O que precisa ser feito agora é levar essa conversa que hoje acontece por canais públicos para canais institucionais que permitam não só garantir a segurança das informações compartilhadas, mas também ajudar a evitar que isso alimente um problema que é impossível de ser resolvido. Além de atender os pacientes, o profissional de saúde tem sua família. Um paciente já me ligou por videochamada às três da manhã para me dizer que estava com febre. Às três da manhã, eu estou dormindo. Começamos a ver certos abusos que normalmente ocorrem com esse tipo de abordagem, o que gera um conflito. Agora todo mundo tem meu telefone. O que devo fazer? Mudar de número? Ter dois telefones? Alguns médicos têm dois telefones, outros têm três. Por fim, as fronteiras da telemedicina estão se tornando indistintas ou, em alguns casos, sendo ultrapassadas, o que gera problemas. Uma das questões que precisamos solucionar como instituições é a proposição de alternativas. Estamos desenvolvendo um canal formal da Clínica Alemã para a comunicação com pacientes.
Em que consiste a solução?
Estamos estudando a criação de um canal formal que de alguma forma permita a gestão de todas as informações trocadas. Se você, como paciente, escreve para um médico, um profissional de saúde que o atendeu, a primeira coisa que esperamos é que você obtenha uma resposta – que respondam ao paciente. E essa resposta pode ser para informar que o profissional está viajando ou indisponível no momento, de modo que outra pessoa precisa responder. O profissional precisa gerenciar a necessidade de informar que está indisponível e que outra pessoa responderá às mensagens, fazer o encaminhamento necessário e prestar um serviço com horários adequados. Por fim, é preciso começar a aplicar esse tipo de lógica para que possamos primeiro rastrear as comunicações, descobrir quanto tempo elas levam. Hoje é algo redimensionável. Hoje, não sabemos quantas horas os profissionais passam em canais informais de comunicação com os pacientes.
Isso gera problemas de cobrança, pois não sabemos quantas horas os médicos dedicam a responder a consultas de pacientes, e também problemas legais, em caso de ações por negligência: algumas decisões médicas não são registradas no prontuário clínico. Por isso, a solução institucional deve ser integrada ao prontuário eletrônico dos pacientes.
Vocês estão considerando a implementação de um bot?
Embora existam vários robôs de saúde, eles ainda são muito limitados. O bot só faz o que foi programado e criado para fazer. Em geral, ninguém está criando bots para tomar decisões médicas porque ainda não é tão fácil utilizar esses robôs para fazer diagnósticos e indicar tratamentos.

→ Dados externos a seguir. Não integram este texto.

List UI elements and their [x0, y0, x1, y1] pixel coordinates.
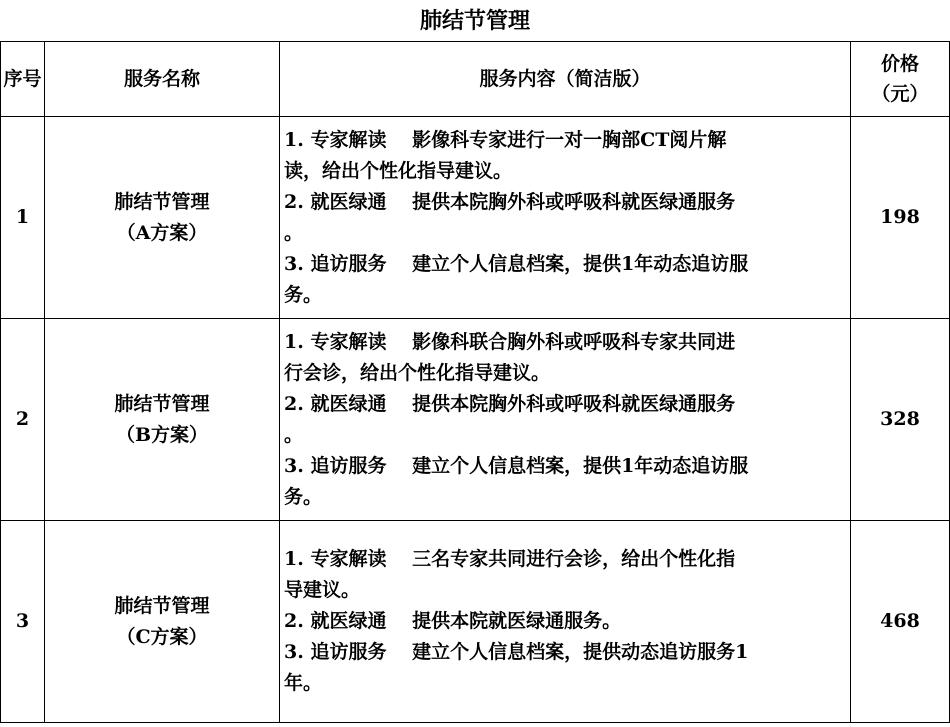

Mesmo as soluções mais avançadas na área, que são os aplicativos Ada Health e Babylon, ainda não fazem indicações médicas, apenas recomendações. Suas respostas a consultas de saúde permanecem nesse nível de recomendação. Acredito que a institucionalização de ferramentas tecnológicas de comunicação entre médico e paciente é a questão que precisa ser solucionada. Temos um plano para isso e já sabemos claramente que é algo pelo qual precisamos nos responsabilizar e que a administração busca desenvolver.
A solução é desenvolvida por vocês ou por provedores externos?
A solução está sendo desenvolvida conjuntamente pela clínica e por provedores externos.
Sobre a Clínica Alemã de Santiago do Chile e o Departamento de Informática Biomédica
Líder em diagnóstico e tratamento em todas as especialidades da medicina e saúde, a Clínica Alemã de Santiago de Chile é uma instituição privada que busca contribuir para o desenvolvimento do conhecimento médico em benefício da comunidade. O Departamento de Informação Biomédica da Clínica Alemã tem a missão de gerar evidências e desenvolver soluções inovadoras que ajudem a maximizar o impacto das tecnologias da informação no campo da saúde e promover a telemedicina e a telessaúde no Chile.